Crime Story is an American TV drama, created by Gustave Reininger and Chuck Adamson, that premiered in 1986 and ran for two seasons on NBC. The executive producer was Michael Mann, who had left his other series Miami Vice to oversee Crime Story and direct the film Manhunter. The show premiered with a two hour pilot — a movie which had been exhibited theatrically — and was watched by over 30 million viewers. It was then scheduled to follow Miami Vice on Friday nights, and continued to attract a record number of viewers. NBC then moved the show to Tuesdays at 10 pm opposite ABC's Moonlighting, hurting its ratings to the point that NBC ordered its cancellation after only two seasons.

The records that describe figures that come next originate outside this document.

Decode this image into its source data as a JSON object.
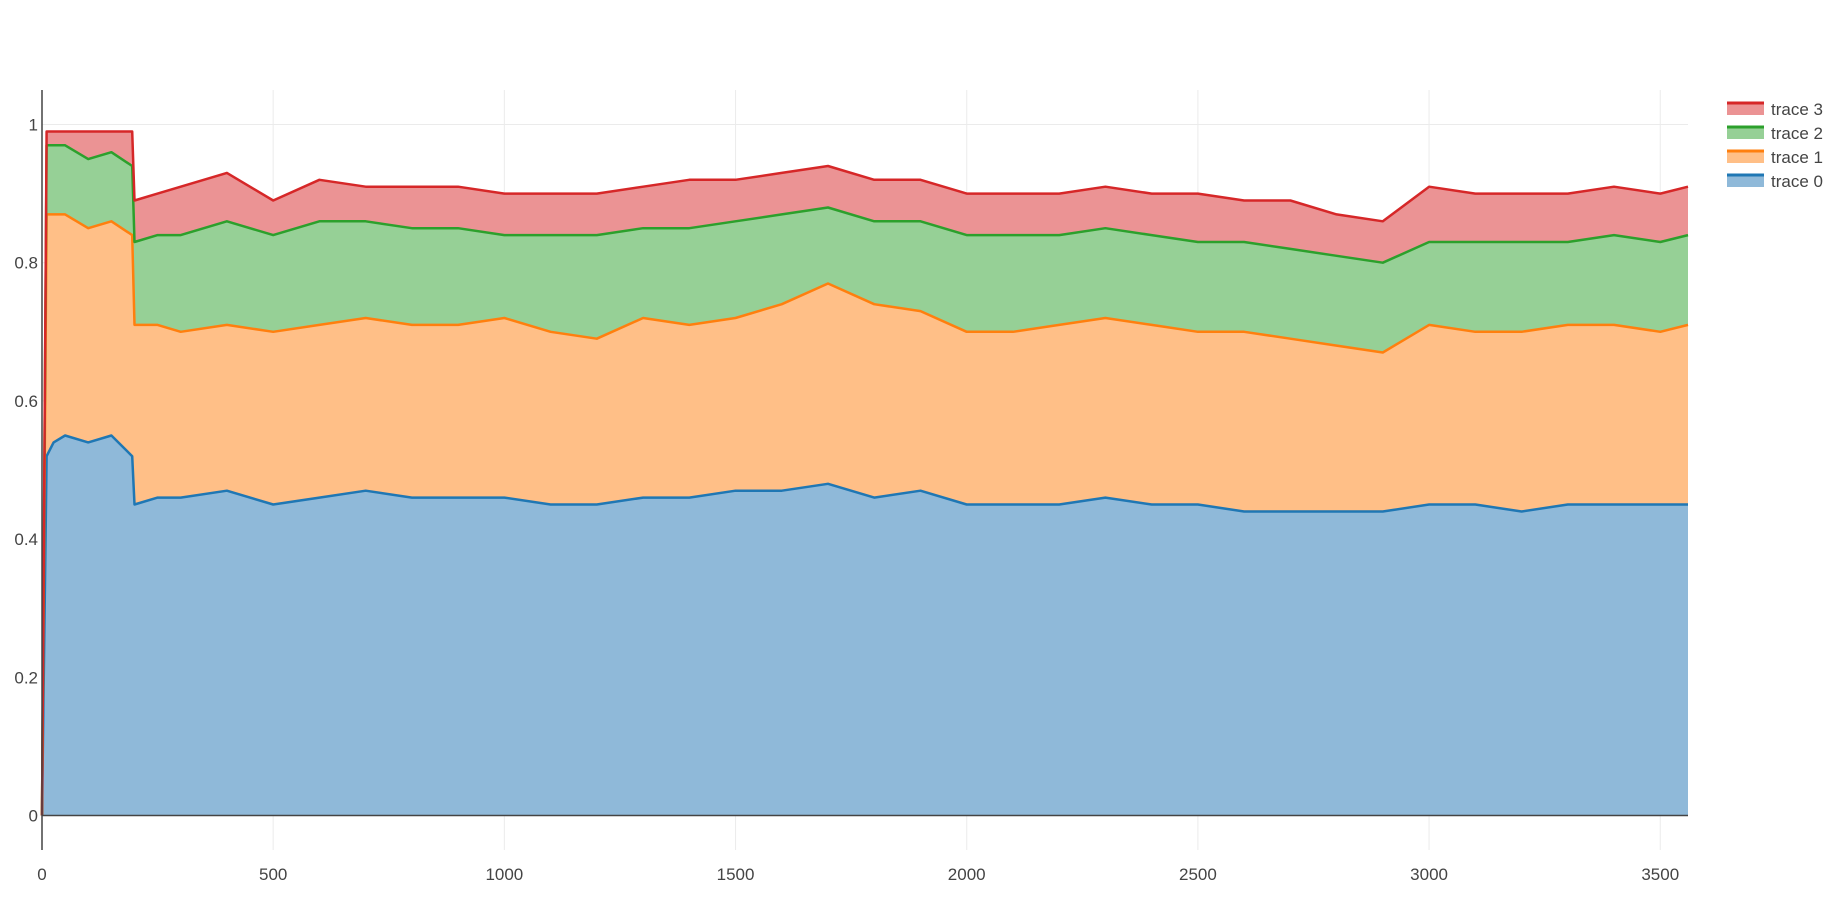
{
  "chart_data": {
    "type": "area",
    "stacked": true,
    "title": "",
    "xlabel": "",
    "ylabel": "",
    "xlim": [
      0,
      3560
    ],
    "ylim": [
      -0.05,
      1.05
    ],
    "x_ticks": [
      0,
      500,
      1000,
      1500,
      2000,
      2500,
      3000,
      3500
    ],
    "x_tick_labels": [
      "0",
      "500",
      "1000",
      "1500",
      "2000",
      "2500",
      "3000",
      "3500"
    ],
    "y_ticks": [
      0,
      0.2,
      0.4,
      0.6,
      0.8,
      1
    ],
    "y_tick_labels": [
      "0",
      "0.2",
      "0.4",
      "0.6",
      "0.8",
      "1"
    ],
    "grid": true,
    "legend_position": "top-right",
    "x": [
      0,
      10,
      25,
      50,
      100,
      150,
      195,
      200,
      250,
      300,
      400,
      500,
      600,
      700,
      800,
      900,
      1000,
      1100,
      1200,
      1300,
      1400,
      1500,
      1600,
      1700,
      1800,
      1900,
      2000,
      2100,
      2200,
      2300,
      2400,
      2500,
      2600,
      2700,
      2800,
      2900,
      3000,
      3100,
      3200,
      3300,
      3400,
      3500,
      3560
    ],
    "series": [
      {
        "name": "trace 0",
        "color": "#1f77b4",
        "fill_color": "#8fb9d9",
        "values": [
          0.0,
          0.52,
          0.54,
          0.55,
          0.54,
          0.55,
          0.52,
          0.45,
          0.46,
          0.46,
          0.47,
          0.45,
          0.46,
          0.47,
          0.46,
          0.46,
          0.46,
          0.45,
          0.45,
          0.46,
          0.46,
          0.47,
          0.47,
          0.48,
          0.46,
          0.47,
          0.45,
          0.45,
          0.45,
          0.46,
          0.45,
          0.45,
          0.44,
          0.44,
          0.44,
          0.44,
          0.45,
          0.45,
          0.44,
          0.45,
          0.45,
          0.45,
          0.45
        ]
      },
      {
        "name": "trace 1",
        "color": "#ff7f0e",
        "fill_color": "#ffbf87",
        "values": [
          0.0,
          0.35,
          0.33,
          0.32,
          0.31,
          0.31,
          0.32,
          0.26,
          0.25,
          0.24,
          0.24,
          0.25,
          0.25,
          0.25,
          0.25,
          0.25,
          0.26,
          0.25,
          0.24,
          0.26,
          0.25,
          0.25,
          0.27,
          0.29,
          0.28,
          0.26,
          0.25,
          0.25,
          0.26,
          0.26,
          0.26,
          0.25,
          0.26,
          0.25,
          0.24,
          0.23,
          0.26,
          0.25,
          0.26,
          0.26,
          0.26,
          0.25,
          0.26
        ]
      },
      {
        "name": "trace 2",
        "color": "#2ca02c",
        "fill_color": "#96d096",
        "values": [
          0.0,
          0.1,
          0.1,
          0.1,
          0.1,
          0.1,
          0.1,
          0.12,
          0.13,
          0.14,
          0.15,
          0.14,
          0.15,
          0.14,
          0.14,
          0.14,
          0.12,
          0.14,
          0.15,
          0.13,
          0.14,
          0.14,
          0.13,
          0.11,
          0.12,
          0.13,
          0.14,
          0.14,
          0.13,
          0.13,
          0.13,
          0.13,
          0.13,
          0.13,
          0.13,
          0.13,
          0.12,
          0.13,
          0.13,
          0.12,
          0.13,
          0.13,
          0.13
        ]
      },
      {
        "name": "trace 3",
        "color": "#d62728",
        "fill_color": "#eb9394",
        "values": [
          0.0,
          0.02,
          0.02,
          0.02,
          0.04,
          0.03,
          0.05,
          0.06,
          0.06,
          0.07,
          0.07,
          0.05,
          0.06,
          0.05,
          0.06,
          0.06,
          0.06,
          0.06,
          0.06,
          0.06,
          0.07,
          0.06,
          0.06,
          0.06,
          0.06,
          0.06,
          0.06,
          0.06,
          0.06,
          0.06,
          0.06,
          0.07,
          0.06,
          0.07,
          0.06,
          0.06,
          0.08,
          0.07,
          0.07,
          0.07,
          0.07,
          0.07,
          0.07
        ]
      }
    ]
  }
}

Set in the early, pre-Beatles 1960s, the series depicted two men — Lt. Mike Torello (Dennis Farina) and mobster Ray Luca (Anthony Denison) — with an obsessive drive to destroy each other. As Luca started with street crime in Chicago, was "made" in the Chicago Outfit and then sent to Las Vegas to monitor their casinos, Torello pursued Luca as head of a special Organized Crime Strike Force. The show attracted both acclaim and controversy for its serialized format, in which a continuing storyline was told over an entire season, rather than being episodic, as was normal with shows at the time (including Miami Vice).

The first season ended with Ray Luca and Pauli Taglia on the lam, hiding from Torello in a Nevada desert shack, which is located in an Atomic Bomb test area. An A-Bomb explodes, presumably obliterating Luca and Taglia, in one of the most memorable cliffhangers in television history, leaving viewers wondering whether they were dead or alive.